Though he worked for corporate titans like Caterpillar Inc. (NYSE: CAT) and General Motors (NYSE: GM), he knows what it's like to build a small company.

He started a chocolate shop from scratch a few decades ago. Luckily, he said, he inherited a business background him his grandparents.

Other startups today aren't so lucky.

“A lot of people want to start a business but don't have the surrounding skill sets to do that,” he said. “It's very painful. If you don’t have the right skill sets, it gets frustrating to do it.”

Entrepreneurs need to not just look at U.S. markets but realize the potential of the large customer base in Europe and Asia.

“You really have to look at the fact that purchasing capabilities outside the U.S. is very strong,” said Steve Austin, managing partner, Swenson Advisors.

As chairman of San Diego's World Trade Center, he's working with Connect and Biocom to expand startups' horizons and see the bigger picture.

“Murrieta is never going to be Silicon Valley -- however, I'd like to be the next Boulder,” Gibbs said. “We don't have the University of Colorado, but we have UC Riverside up the road.”

Murrieta is looking to the university to help spur growth and provide technology.
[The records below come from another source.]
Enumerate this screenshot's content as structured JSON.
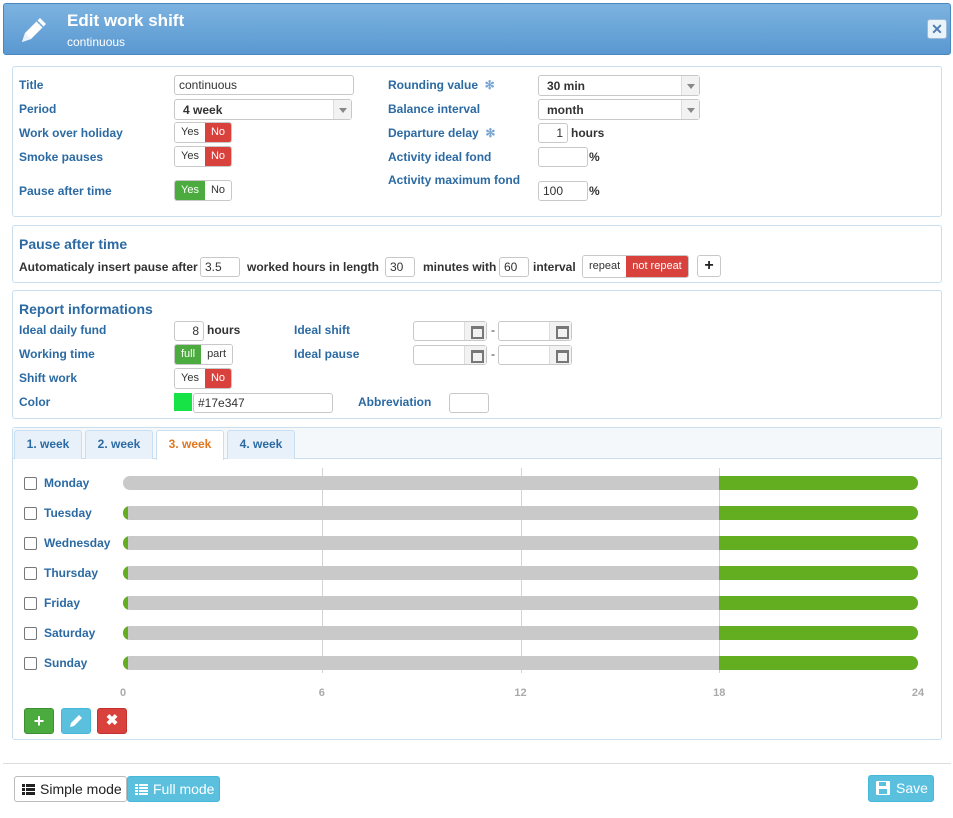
{
  "header": {
    "title": "Edit work shift",
    "subtitle": "continuous",
    "close_icon": "close-icon"
  },
  "general": {
    "title_label": "Title",
    "title_value": "continuous",
    "period_label": "Period",
    "period_value": "4 week",
    "holiday_label": "Work over holiday",
    "holiday_yes": "Yes",
    "holiday_no": "No",
    "smoke_label": "Smoke pauses",
    "smoke_yes": "Yes",
    "smoke_no": "No",
    "pause_label": "Pause after time",
    "pause_yes": "Yes",
    "pause_no": "No",
    "rounding_label": "Rounding value",
    "rounding_value": "30 min",
    "balance_label": "Balance interval",
    "balance_value": "month",
    "departure_label": "Departure delay",
    "departure_value": "1",
    "departure_unit": "hours",
    "ideal_fond_label": "Activity ideal fond",
    "ideal_fond_value": "",
    "ideal_fond_unit": "%",
    "max_fond_label": "Activity maximum fond",
    "max_fond_value": "100",
    "max_fond_unit": "%"
  },
  "pause_panel": {
    "heading": "Pause after time",
    "text1": "Automaticaly insert pause after",
    "after_value": "3.5",
    "text2": "worked hours in length",
    "length_value": "30",
    "text3": "minutes with",
    "with_value": "60",
    "text4": "interval",
    "repeat": "repeat",
    "not_repeat": "not repeat"
  },
  "report": {
    "heading": "Report informations",
    "daily_label": "Ideal daily fund",
    "daily_value": "8",
    "daily_unit": "hours",
    "working_label": "Working time",
    "working_full": "full",
    "working_part": "part",
    "shift_label": "Shift work",
    "shift_yes": "Yes",
    "shift_no": "No",
    "color_label": "Color",
    "color_value": "#17e347",
    "ideal_shift_label": "Ideal shift",
    "ideal_pause_label": "Ideal pause",
    "dash": "-",
    "abbrev_label": "Abbreviation",
    "abbrev_value": ""
  },
  "tabs": [
    "1. week",
    "2. week",
    "3. week",
    "4. week"
  ],
  "active_tab": "3. week",
  "chart_data": {
    "type": "bar",
    "axis_min": 0,
    "axis_max": 24,
    "ticks": [
      "0",
      "6",
      "12",
      "18",
      "24"
    ],
    "days": [
      {
        "name": "Monday",
        "segments": [
          {
            "start": 18,
            "end": 24
          }
        ]
      },
      {
        "name": "Tuesday",
        "segments": [
          {
            "start": 0,
            "end": 0.15
          },
          {
            "start": 18,
            "end": 24
          }
        ]
      },
      {
        "name": "Wednesday",
        "segments": [
          {
            "start": 0,
            "end": 0.15
          },
          {
            "start": 18,
            "end": 24
          }
        ]
      },
      {
        "name": "Thursday",
        "segments": [
          {
            "start": 0,
            "end": 0.15
          },
          {
            "start": 18,
            "end": 24
          }
        ]
      },
      {
        "name": "Friday",
        "segments": [
          {
            "start": 0,
            "end": 0.15
          },
          {
            "start": 18,
            "end": 24
          }
        ]
      },
      {
        "name": "Saturday",
        "segments": [
          {
            "start": 0,
            "end": 0.15
          },
          {
            "start": 18,
            "end": 24
          }
        ]
      },
      {
        "name": "Sunday",
        "segments": [
          {
            "start": 0,
            "end": 0.15
          },
          {
            "start": 18,
            "end": 24
          }
        ]
      }
    ],
    "active_color": "#63ad20",
    "inactive_color": "#c9c9c9"
  },
  "actions": {
    "add": "+",
    "delete": "✖"
  },
  "footer": {
    "simple_mode": "Simple mode",
    "full_mode": "Full mode",
    "save": "Save"
  }
}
“To justify federal funding we have to publish papers and create jobs and products,” said Michael Pazzani, vice chancellor of research and economic development at UC Riverside.

As a result, faculty is interested in meeting people half way to do proof of concepts and build prototypes.

“We need these people to build that into products and companies,” he said. “Faculty is more understanding of what it takes to get technology out.”

The university has come a long way in 15 years.

Back then, no engineers graduated from the university. Now it's graduating 600 engineers a year and half stay in Southern California. Its patent portfolio in electrical engineering, smart grids and medical devices is growing.

Despite the notoriously high taxation rate in the state, startups will continue to pop up in Southern California.

Students and faculty want to form companies near the university.

“We won't go to Arizona or Las Vegas to start companies,” Pazzani said.

Other companies aren't going anywhere either.

Waterstone Faucets in Murrieta, for example, is the last domestic manufacturer of kitchen faucets.

Despite the down economy, the company has grown 25 percent every year in the last six years. Gibbs helped Waterstone find the expansion space it needed, to grow from 14,000 square feet to 42,000 square feet.

Gibbs asked the owner, a former Marine in Fallbrook, why he's opted to stay in California.

“He said, 'I really like the area and the weather climate,'” he said.

Jay Goth, principal of Red Tail Capital, warned that leakage will occur in California, however.

He talked to a business attorney in February, who said most of his business as of late is forming LLCs for companies that are going to be transferring out of state.

“We need to figure out how to keep people here and attract new people here,” Goth said.

From a statewide standpoint, he doesn't have a solution, but the local government appears to be the silver lining.

“We see the local level being proactive, pushing to attract and gain traction on an economic front,” he said.

Pazzani is also impressed by the city and county governments' knowledge when it comes to economic development and intellectual property, having sat in meetings with the mayor of Corona. He was formerly vice president of research and graduate and professional education at Rutgers University.

“I didn’t see any of that in New Jersey's state government. They aren't knowledgable about entrepreneurship. Here the local government gets it,” he said.

Roundtable Participants

Steve Austin, Firm Managing Partner, Swenson Advisors

Jim Butz, Founder, Resonnect

Leticia Cano, President, Biomarker Profiles Corporation

Rick Gibbs, Mayor, City of Murrieta (sponsor)

Jay Goth, Principal, Red Tail Capital

Joseph Mignone, President, JFM Global Associates

Michael Pazzani, Vice Chancellor of Research & Economic Development,University of California, Riverside

Charles Zahl, Treasurer, SoCal EED, Inc.